Did you know that you can use your computer to access another PC or a network remotely?
And yes, we are not talking about hacking here, but rather about a completely legitimate way of using someone’s computer system.
Now you might be wondering, “Huh, is it possible at all?”
Well, actually, it is.
And to be able to do this, you just need to choose between the two tools giving you such a possibility, namely VPN vs. RDP.
In this article, we are going to discuss both a VPN and a Remote Desktop, taking a closer look at their differences and commonalities and deciding when each of these tools will meet your needs best.
What Is RDP?
So, what is an RDP?
A Remote Desktop Protocol is software that allows you to control a specific computer from afar.
You probably know that sometimes people try to fix different technical issues by sharing their screens with an expert and following his advises.
With an RDP, the expert can go beyond that and literally operate the system of another computer himself to get things done even faster.
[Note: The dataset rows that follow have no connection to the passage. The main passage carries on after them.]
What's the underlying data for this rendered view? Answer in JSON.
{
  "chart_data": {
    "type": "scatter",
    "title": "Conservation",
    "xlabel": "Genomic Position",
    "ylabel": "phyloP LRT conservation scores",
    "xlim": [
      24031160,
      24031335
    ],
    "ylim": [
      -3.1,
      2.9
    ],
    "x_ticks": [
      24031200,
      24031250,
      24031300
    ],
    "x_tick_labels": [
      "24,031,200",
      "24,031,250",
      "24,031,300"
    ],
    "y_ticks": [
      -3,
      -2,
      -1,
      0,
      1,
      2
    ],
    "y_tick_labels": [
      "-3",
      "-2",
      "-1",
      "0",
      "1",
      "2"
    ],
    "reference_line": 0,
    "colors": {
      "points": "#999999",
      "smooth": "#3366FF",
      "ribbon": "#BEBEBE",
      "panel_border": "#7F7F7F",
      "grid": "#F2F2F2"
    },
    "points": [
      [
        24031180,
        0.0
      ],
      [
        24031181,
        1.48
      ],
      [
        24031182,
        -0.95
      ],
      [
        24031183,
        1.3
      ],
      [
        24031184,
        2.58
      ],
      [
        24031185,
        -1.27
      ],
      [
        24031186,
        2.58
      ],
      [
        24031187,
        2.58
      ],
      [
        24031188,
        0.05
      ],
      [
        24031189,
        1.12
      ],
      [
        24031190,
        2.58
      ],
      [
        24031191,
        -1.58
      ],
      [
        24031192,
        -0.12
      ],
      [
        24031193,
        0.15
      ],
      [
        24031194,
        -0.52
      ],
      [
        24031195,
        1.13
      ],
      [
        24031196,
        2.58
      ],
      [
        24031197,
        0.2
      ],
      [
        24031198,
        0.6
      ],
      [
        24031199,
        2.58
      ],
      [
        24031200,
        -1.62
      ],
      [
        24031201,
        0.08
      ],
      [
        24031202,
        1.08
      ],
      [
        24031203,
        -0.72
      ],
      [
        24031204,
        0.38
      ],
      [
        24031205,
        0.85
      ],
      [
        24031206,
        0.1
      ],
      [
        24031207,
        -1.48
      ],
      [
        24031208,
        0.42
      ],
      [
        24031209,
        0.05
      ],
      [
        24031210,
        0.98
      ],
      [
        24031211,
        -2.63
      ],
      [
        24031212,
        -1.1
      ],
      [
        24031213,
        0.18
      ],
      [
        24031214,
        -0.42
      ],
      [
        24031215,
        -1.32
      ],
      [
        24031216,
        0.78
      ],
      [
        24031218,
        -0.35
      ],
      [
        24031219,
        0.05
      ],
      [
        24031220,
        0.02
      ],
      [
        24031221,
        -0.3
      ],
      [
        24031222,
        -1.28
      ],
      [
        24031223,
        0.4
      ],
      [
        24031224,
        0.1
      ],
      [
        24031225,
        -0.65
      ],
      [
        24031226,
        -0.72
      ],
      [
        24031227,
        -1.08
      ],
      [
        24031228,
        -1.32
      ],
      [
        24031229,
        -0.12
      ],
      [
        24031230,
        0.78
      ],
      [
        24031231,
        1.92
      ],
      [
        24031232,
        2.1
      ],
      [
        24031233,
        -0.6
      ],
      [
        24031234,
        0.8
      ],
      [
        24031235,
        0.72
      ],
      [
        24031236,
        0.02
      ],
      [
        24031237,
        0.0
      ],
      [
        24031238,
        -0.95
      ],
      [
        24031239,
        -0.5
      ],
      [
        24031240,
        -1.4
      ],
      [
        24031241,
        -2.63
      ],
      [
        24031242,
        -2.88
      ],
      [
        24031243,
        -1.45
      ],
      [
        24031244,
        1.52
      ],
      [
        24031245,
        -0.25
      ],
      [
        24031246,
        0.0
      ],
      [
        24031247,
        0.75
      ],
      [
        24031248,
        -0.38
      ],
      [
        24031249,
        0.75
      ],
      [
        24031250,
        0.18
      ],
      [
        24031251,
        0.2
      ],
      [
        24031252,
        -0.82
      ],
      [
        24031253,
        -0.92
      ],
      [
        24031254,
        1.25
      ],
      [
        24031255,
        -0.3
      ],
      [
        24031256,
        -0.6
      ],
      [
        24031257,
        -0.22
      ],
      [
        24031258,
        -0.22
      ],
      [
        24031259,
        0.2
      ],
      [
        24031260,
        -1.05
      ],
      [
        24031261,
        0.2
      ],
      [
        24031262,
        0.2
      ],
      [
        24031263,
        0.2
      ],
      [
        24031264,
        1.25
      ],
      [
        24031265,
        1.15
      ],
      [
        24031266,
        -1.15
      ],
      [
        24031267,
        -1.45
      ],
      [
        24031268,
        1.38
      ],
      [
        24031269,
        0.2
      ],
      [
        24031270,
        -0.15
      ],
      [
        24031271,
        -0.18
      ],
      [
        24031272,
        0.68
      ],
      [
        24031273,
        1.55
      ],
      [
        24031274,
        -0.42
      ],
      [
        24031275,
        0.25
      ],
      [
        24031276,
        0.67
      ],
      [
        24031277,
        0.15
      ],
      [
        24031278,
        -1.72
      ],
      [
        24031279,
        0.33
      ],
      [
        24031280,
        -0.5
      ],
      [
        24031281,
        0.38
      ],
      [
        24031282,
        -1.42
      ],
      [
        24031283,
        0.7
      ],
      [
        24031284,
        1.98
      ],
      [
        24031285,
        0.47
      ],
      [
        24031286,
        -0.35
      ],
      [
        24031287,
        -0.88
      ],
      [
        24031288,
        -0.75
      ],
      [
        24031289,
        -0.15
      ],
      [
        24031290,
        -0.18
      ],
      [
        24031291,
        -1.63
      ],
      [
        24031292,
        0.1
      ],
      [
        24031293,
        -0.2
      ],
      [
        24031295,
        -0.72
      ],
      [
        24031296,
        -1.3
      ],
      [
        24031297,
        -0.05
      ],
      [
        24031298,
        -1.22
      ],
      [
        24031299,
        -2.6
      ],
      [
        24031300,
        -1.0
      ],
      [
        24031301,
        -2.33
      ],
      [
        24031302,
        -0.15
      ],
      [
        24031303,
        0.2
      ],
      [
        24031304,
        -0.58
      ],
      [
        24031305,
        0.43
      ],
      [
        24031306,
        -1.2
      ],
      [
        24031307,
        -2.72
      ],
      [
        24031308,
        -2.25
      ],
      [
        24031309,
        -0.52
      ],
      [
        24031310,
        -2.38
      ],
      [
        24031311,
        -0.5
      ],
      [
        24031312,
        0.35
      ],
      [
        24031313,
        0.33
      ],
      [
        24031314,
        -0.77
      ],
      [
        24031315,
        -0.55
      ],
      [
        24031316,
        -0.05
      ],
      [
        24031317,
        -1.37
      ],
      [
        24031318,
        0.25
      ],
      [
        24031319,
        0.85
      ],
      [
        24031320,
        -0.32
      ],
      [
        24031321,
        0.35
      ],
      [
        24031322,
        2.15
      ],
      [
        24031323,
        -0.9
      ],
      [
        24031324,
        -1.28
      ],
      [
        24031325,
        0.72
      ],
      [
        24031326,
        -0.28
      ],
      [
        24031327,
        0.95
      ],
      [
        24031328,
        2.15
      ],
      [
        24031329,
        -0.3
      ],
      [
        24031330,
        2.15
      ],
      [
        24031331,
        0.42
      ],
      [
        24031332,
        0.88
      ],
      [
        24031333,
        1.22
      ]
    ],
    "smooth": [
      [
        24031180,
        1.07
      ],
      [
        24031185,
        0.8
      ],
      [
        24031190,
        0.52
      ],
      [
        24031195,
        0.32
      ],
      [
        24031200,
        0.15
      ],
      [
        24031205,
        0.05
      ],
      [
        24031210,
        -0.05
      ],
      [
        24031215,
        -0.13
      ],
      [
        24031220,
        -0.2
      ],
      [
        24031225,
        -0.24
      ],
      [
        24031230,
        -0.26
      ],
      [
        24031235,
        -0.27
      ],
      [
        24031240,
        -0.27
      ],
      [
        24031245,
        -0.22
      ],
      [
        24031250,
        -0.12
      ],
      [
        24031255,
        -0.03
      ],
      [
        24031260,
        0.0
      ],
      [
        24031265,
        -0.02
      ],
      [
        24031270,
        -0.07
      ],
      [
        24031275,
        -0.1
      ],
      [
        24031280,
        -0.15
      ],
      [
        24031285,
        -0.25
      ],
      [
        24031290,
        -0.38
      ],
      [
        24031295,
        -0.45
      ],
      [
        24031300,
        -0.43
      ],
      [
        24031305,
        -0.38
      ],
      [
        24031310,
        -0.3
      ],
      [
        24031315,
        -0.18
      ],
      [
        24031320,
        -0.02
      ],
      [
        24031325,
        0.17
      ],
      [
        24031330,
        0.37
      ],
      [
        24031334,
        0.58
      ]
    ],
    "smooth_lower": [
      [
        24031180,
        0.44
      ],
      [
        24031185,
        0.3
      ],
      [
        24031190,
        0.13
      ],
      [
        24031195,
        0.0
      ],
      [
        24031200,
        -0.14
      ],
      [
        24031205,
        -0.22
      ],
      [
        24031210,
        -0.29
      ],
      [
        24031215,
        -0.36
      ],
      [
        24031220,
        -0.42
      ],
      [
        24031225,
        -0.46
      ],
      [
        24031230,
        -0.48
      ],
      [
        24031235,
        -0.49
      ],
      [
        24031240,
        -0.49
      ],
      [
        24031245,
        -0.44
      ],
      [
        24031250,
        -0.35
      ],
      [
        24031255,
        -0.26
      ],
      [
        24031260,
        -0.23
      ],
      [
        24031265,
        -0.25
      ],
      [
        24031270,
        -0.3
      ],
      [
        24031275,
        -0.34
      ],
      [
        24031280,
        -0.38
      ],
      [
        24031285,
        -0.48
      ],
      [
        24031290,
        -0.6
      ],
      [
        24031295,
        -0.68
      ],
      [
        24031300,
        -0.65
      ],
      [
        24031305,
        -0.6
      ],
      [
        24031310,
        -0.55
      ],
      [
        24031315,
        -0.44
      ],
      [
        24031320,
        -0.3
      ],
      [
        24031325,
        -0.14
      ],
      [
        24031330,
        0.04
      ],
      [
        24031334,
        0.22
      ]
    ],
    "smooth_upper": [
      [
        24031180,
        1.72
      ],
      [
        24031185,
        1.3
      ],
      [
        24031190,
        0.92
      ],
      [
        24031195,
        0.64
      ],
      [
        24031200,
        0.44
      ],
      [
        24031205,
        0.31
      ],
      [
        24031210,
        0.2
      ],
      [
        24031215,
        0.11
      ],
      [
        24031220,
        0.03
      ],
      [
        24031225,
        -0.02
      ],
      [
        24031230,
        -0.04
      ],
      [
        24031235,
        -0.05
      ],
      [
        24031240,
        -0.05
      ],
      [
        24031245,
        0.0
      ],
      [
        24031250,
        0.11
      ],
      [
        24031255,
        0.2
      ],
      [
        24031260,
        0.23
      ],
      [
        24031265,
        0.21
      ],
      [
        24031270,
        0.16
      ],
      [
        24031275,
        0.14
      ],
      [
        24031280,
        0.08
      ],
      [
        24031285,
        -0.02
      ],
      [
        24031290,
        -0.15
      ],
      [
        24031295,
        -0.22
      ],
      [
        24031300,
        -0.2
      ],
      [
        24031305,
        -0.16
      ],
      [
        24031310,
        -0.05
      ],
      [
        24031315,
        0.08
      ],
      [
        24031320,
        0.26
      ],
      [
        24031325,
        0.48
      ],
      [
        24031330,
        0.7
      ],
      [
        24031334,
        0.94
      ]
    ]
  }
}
The way an RDP works is that it broadcasts a screen of someone’s remote device onto your personal computer, giving you the ability to perform different manipulations with that device as if you were doing that physically.
This means you can use files, programs, computing power of that device and do many other useful things directly from your PC or laptop.
What Is VPN?
While a virtual private network still gives you the ability to connect to another computer or network remotely, it doesn’t provide you the right to control it, mainly because a VPN serves a separate purpose.
As opposed to an RDP, a VPN is more of a security tool.
By using a VPN, you can change your IP address and create an encrypted virtual tunnel for your data to travel through.
This will help you avoid online censorship and browse the Internet safely and anonymously.
A VPN also allows you to fight online price discrimination, get rid of annoying ads, stop ISP throttling, and more.
VPN and RDP: What's Different And What's In Common
When comparing VPN vs. Remote Desktop, you should consider the following factors:
The first thing you have to focus on before connecting to an outside device or a network is the security of your personal data, which mostly means proper encryption.
The problem is when you connect to it without solidly ciphering your online traffic, you leave yourself exposed to a bunch of vulnerabilities malicious actors can exploit.
Fortunately, with a good VPN, that’s not the case as it will encrypt the traffic you send and receive with the military-grade AES-256 encryption (note that free VPNs can rarely offer this type of encryption).
Unlike a VPN, a Remote Desktop Protocol operates on encrypted channels of a server.
However, the encryption that an RDP provides is way less powerful than that of a VPN.
In fact, using an RDP without first establishing a connection to a VPN may be very risky because an RDP has a variety of security holes (especially its early versions) that allow hackers to easily breach into your system.
Speaking of usability of a VPN and an RDP, you have to take into account the number of platforms both tools can be installed on.
For example, a Remote Desktop can only be installed on a personal computer or a laptop.
And unlike a VPN, it requires fast Internet speed to work as intended; though oftentimes, an RDP will still be prone to lagging.
On the other hand, a VPN can be installed practically on any device since there exist user-friendly apps for all major platforms.
In addition to that, some providers also offer a VPN as browser extensions and add-ons.
In terms of flexibility, both a VPN and a Remote Desktop are pretty similar, though if you need to take full control of a remote computer, an RDP will provide you with better functionality.
However, an RDP doesn’t give you the same level of privacy and security as a VPN does.
So, here everything comes down to your particular needs.
When it comes to pricing, usually, VPNs will be significantly cheaper than RDPs.
Also, VPN providers frequently run special discount programs that make their services even more affordable.
VPN and Remote Desktop: Which Tool To Choose?
Choosing between a VPN and Remote desktop depends on a variety of factors, some of which we’ve already discussed above.
It also depends on whether you’re a business entity or a private individual.
If you’re a business:
- Use a personal VPN to provide your employees with safe and anonymous Internet access if they travel abroad or work from a public place
- Use an internal VPN to allow your employees to securely access the corporate network and its resources from a remote location
- Use an RDP if you need your employees to access and control a remote system or device
- Use an RDP if you need your technicians to access and fix issues on the computers of remote employees
If you’re a private individual:
- Use a personal VPN like SwitchVPN to browse the Internet safely and privately
- Use a personal VPN to beat online censorship and avoid surveillance
- Use a personal VPN to watch your favorite media content easily and securely while being abroad
- Use a personal VPN to fight online price discrimination and spend less money when shopping online
- Use a personal VPN to get rid of marketers and their annoying targeted advertisements
- Use a personal VPN to stop your ISP from throttling your connection speeds
If you’re a private individual, probably you won’t need to use an RDP as the situations when you can apply it are actually very rare and specific.